Hauppauge makes its own usb devices also for capturing. Pinnacle makes other usb models as well besides the studio box model line.Donatello - The Shredder? Michelangelo - Maybe all that hardware is for making coleslaw? -
Yoda313 is right on target - I have a 510-USB that I picked up because I have acquired a small form-factor machine with a 3.2Ghz cpu in it. No firewire, no expansion slots, just a strong processor, good memory, and a slew of USB ports. I had the choppy video problem, like you describe. What I have found is that as companies cram more USB controllers into their machines, they eat up IRQs like popcorn. You MUST connect the 510 to a controller that has nothing else on it, or you get dropped frames or worse. In my case, the 510 was on a USB controller that was tied to the IRQ of the Network interface. Moving it to another USB controller fixed the problem.
USB was designed to support large amounts of low-bandwidth peripherals, such as mice, keyboards, digi-pads, etc. Although USB claims 480mbps, it is high-latency and CPU-dependent (no direct memory access). Throw in enough traffic, and your video starts getting choppy. If you don't have a strong CPU, it won't be able to handle video input while running the Pinnacle software.

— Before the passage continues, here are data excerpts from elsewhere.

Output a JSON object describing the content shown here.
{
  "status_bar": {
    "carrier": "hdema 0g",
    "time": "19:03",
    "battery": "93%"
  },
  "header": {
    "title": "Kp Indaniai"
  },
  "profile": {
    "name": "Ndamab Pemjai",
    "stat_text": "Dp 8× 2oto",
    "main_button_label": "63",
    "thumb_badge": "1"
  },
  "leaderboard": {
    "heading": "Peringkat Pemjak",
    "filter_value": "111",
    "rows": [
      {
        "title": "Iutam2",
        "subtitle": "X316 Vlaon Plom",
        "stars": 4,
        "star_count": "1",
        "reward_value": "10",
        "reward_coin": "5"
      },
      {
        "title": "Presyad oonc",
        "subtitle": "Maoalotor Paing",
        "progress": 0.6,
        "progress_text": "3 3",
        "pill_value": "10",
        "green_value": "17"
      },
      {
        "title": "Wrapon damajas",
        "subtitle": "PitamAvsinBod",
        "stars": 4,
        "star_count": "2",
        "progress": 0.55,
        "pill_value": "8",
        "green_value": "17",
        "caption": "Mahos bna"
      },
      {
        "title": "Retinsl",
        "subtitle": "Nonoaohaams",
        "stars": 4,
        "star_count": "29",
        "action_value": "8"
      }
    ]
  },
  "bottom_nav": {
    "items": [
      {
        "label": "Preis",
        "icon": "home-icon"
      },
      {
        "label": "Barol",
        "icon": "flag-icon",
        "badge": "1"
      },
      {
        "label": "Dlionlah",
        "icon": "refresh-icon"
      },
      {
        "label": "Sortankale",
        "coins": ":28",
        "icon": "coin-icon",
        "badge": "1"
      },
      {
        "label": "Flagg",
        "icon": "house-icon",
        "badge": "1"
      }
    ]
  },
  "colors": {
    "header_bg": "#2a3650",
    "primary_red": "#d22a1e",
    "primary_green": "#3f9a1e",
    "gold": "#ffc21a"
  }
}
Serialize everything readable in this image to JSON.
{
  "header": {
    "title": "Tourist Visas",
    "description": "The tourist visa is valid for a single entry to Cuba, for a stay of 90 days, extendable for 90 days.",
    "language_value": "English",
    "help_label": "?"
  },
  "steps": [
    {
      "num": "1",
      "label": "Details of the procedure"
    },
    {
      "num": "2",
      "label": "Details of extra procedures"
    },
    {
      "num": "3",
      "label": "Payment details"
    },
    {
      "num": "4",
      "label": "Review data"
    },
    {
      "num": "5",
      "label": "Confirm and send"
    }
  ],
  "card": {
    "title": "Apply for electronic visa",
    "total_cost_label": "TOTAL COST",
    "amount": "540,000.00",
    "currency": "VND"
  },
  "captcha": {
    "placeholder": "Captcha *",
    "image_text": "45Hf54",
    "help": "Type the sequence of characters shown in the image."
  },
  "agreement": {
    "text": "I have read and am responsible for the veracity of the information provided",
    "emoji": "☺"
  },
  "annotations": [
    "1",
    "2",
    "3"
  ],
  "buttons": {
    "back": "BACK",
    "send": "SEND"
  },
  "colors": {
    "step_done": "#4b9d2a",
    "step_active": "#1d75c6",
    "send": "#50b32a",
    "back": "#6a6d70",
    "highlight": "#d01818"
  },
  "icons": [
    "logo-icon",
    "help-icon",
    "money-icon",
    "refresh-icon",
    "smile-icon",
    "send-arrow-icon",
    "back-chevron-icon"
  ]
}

If you're going to do video transfer, and don't want to hunt down open USB controllers on your system, I'd recommend picking up a firewire card and a video-to-firewire device, such as the Canopus advc55 or (if you prefer Pinnacle) the Studio Moviebox DV, which is firewire-based. Firewire devices are peer-to-peer based, meaning they carry their own processors onboard and do not require the CPU's attention. These will set you back about $150 (due to the more complex technology), but you generally get better results from firewire and the expansion card would also allow you to direct-connect DV videocameras and pull video directly from them or export back to them. -
Having a laptop with a single hard drive isn't very optimum either. Like others have said, have your running programs at an absolute minumum. Don't want contention for that i/o. You should also make sure your drive has plenty of free space and has gone through a good defrag before you start. You want as much contiguous space as possible.